Just this side of heaven is a place called Rainbow Bridge.
When an animal dies that has been especially close to someone here, that pet goes to Rainbow Bridge.
There are meadows and hills for all of our special friends so they can run and play together.
There is plenty of food, water and sunshine, and our friends are warm and comfortable.
All the animals who had been ill and old are restored to health and vigor; those who were hurt or maimed are made whole and strong again, just as we remember them in our dreams of days and times gone by.
The animals are happy and content, except for one small thing; they each miss someone very special to them, who had to be left behind.
They all run and play together, but the day comes when one suddenly stops and looks into the distance. His bright eyes are intent; His eager body quivers. Suddenly he begins to run from the group, flying over the green grass, his legs carrying him faster and faster.
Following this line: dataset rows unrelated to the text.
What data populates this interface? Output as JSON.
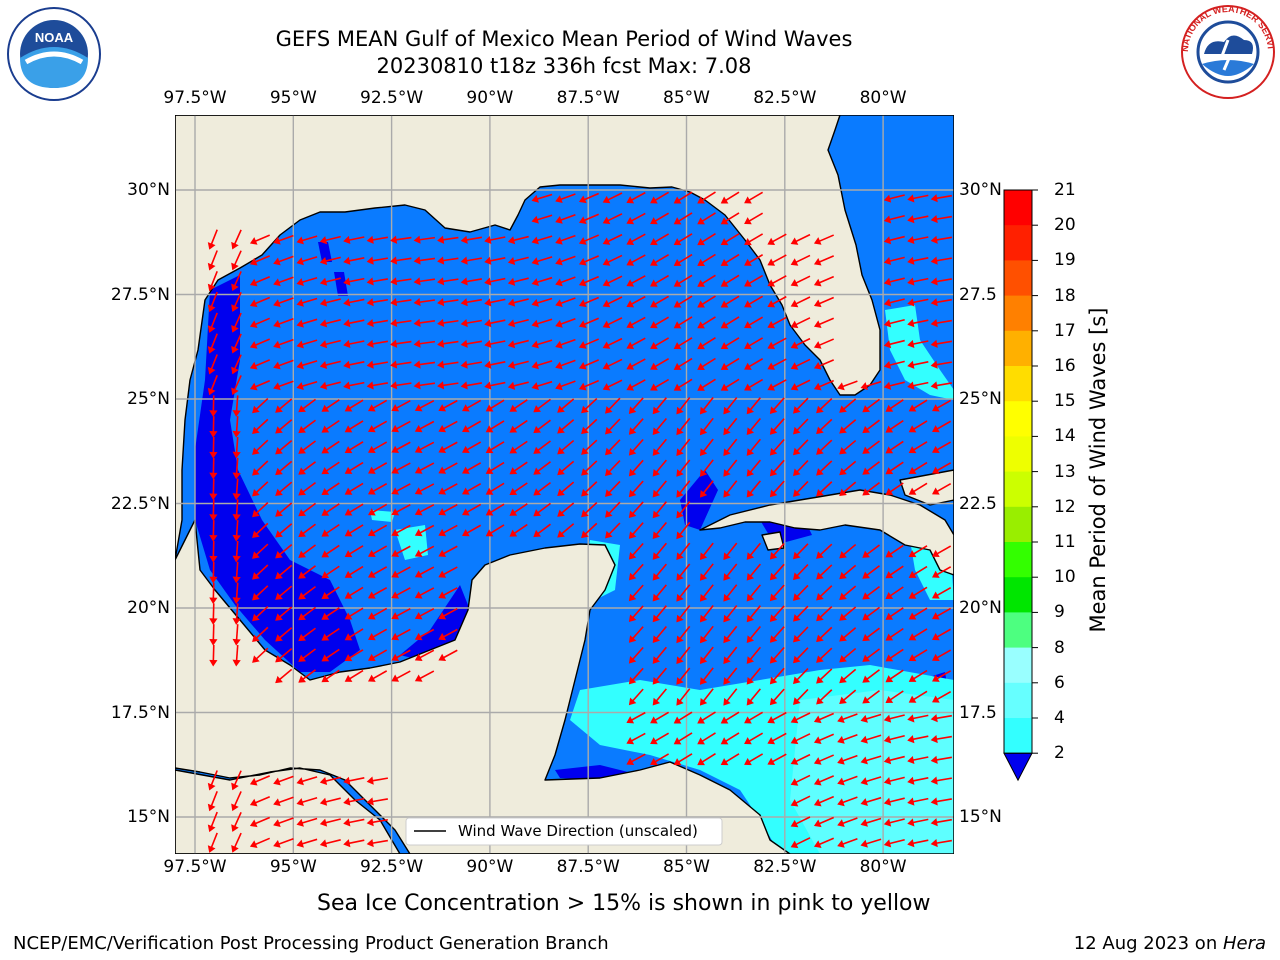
{
  "header": {
    "title_line1": "GEFS MEAN Gulf of Mexico Mean Period of Wind Waves",
    "title_line2": "20230810 t18z 336h fcst   Max: 7.08"
  },
  "logos": {
    "left": "NOAA",
    "right": "NATIONAL WEATHER SERVICE"
  },
  "map": {
    "lon_ticks": [
      "97.5°W",
      "95°W",
      "92.5°W",
      "90°W",
      "87.5°W",
      "85°W",
      "82.5°W",
      "80°W"
    ],
    "lat_ticks_left": [
      "30°N",
      "27.5°N",
      "25°N",
      "22.5°N",
      "20°N",
      "17.5°N",
      "15°N"
    ],
    "lat_ticks_right": [
      "30°N",
      "27.5",
      "25°N",
      "22.5",
      "20°N",
      "17.5",
      "15°N"
    ],
    "legend_label": "Wind Wave Direction (unscaled)",
    "land_color": "#efecdc",
    "sea_color": "#0a7bff",
    "arrow_color": "#ff0000"
  },
  "colorbar": {
    "label": "Mean Period of Wind Waves [s]",
    "ticks": [
      "2",
      "4",
      "6",
      "8",
      "9",
      "10",
      "11",
      "12",
      "13",
      "14",
      "15",
      "16",
      "17",
      "18",
      "19",
      "20",
      "21"
    ],
    "colors": [
      "#0066ff",
      "#00e5ff",
      "#33ffff",
      "#66ffff",
      "#99ffff",
      "#4dff80",
      "#00e600",
      "#33ff00",
      "#99ee00",
      "#ccff00",
      "#eeff00",
      "#ffff00",
      "#ffdd00",
      "#ffb000",
      "#ff8000",
      "#ff5000",
      "#ff2000",
      "#ff0000"
    ],
    "under_color": "#0000ee"
  },
  "footnote": "Sea Ice Concentration > 15% is shown in pink to yellow",
  "footer": {
    "left": "NCEP/EMC/Verification Post Processing Product Generation Branch",
    "right_date": "12 Aug 2023 on ",
    "right_host": "Hera"
  }
}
You have been spotted, and when you and your special friend finally meet, you cling together in joyous reunion, never to be parted again. The happy kisses rain upon your face; your hands again caress the beloved head, and you look once more into the trusting eyes of your pet, so long gone from your life but never absent from your heart.
Then you cross Rainbow Bridge together....
Author unknown
Take all the time you need. You know where to find me if you wanna talk *hugs*
I know all to well how hard it is to loose such a close family member on such a way. Our beloved Beagle boy fell ill with stage four Cancer and all I could do was hold him as his life slipped away. The shot is painless enough for them, but that is a pain we must carry for the rest our lives.
You will heal love, and you will find peace in your heart....but no matter what that love and sadly the pain will remain.
You will find a place in your heart and there they will forever stay....*Hug's*
I'm not religious, but no matter what faith, they all can agree that all dogs go to heaven, if that offers a sort of solace.
Take the time you need to heal, I'm sure your commissioners will understand.